If player has a fixed mixed strategy, and adversary has a best response to it, then any active (having non-zero probability) pure strategy should be the best response to it.

It follows from simple fact that expected reward from a mixed strategy is convex combination of expected rewards from active pure strategies with weights equal to probabilities. And if some of active pure strategies has lower expected reward than other, then, by dropping this pure strategy in favour of other with greater expected reward, adversary increases their reward.
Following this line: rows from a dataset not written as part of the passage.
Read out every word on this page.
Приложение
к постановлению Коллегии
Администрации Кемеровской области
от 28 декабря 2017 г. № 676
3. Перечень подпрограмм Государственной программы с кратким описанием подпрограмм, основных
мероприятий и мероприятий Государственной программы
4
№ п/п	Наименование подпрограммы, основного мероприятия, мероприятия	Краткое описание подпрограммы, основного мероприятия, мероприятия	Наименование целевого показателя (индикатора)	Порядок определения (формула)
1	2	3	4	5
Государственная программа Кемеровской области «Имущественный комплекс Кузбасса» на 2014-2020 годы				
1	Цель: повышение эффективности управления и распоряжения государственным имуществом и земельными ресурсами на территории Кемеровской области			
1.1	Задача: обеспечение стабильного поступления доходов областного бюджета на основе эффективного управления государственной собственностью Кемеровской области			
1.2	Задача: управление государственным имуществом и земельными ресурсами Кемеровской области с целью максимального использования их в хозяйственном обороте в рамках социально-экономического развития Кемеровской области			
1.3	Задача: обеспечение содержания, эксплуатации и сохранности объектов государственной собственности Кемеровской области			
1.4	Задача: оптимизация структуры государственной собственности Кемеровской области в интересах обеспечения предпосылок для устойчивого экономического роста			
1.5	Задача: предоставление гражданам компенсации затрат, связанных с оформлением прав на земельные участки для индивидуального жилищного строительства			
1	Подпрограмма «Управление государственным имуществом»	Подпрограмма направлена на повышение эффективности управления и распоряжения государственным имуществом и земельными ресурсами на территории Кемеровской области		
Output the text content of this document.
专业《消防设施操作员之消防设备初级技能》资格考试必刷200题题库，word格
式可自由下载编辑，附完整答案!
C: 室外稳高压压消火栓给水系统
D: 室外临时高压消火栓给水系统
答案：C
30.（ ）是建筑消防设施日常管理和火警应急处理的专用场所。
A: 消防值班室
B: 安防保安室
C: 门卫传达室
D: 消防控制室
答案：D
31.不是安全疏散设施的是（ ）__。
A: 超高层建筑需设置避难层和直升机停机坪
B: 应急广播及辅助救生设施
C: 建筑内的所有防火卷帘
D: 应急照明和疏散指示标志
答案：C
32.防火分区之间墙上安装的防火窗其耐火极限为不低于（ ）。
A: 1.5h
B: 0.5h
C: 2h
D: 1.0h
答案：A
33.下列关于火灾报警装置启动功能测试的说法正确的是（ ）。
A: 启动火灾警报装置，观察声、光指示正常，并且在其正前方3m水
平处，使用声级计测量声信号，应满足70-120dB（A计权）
In formulas, $E_{i \in p, j \in q} M(i, j) = \sum_j p_q(j) \cdot E_{i \in p} M(i, j)$ (where $p_q(j)$ is probability $q$ assigns to $j$), and, if we have $p_q(j_0) > 0$, $E_{i \in p} M(i, j_0) < E_{i \in p, j \in q} M(i, j)$, then for some $j_1$ we necessary have $E_{i \in p} M(i, j_1) > E_{i \in p, j \in q} M(i, j)$ and thus strategy $q'$ s.t. $$p_{q'}(j) = \begin{cases} 0,& j = j_0\\ p_q(j_0) + p_q(j_1),&j = j_1\\ p_q(j) \end{cases}$$ gives reward higher than $q$ by value $p_q(j_0) \cdot (E_{i \in p} M(i, j_1) - E_{i \in p} M(i, j_0))$.

So, as no active pure strategy gives reward lower than expected reward for mixed strategy, all active pure strategies give the same reward as the mixed (if it's best response), and so are best responses themselves.

Note, however, that if player playing $p$ and adversary playing $q$ is Nash equilibria, it's not necessary that player playing $p$ and adversary playing some pure strategy active in $q$ is Nash equilibria.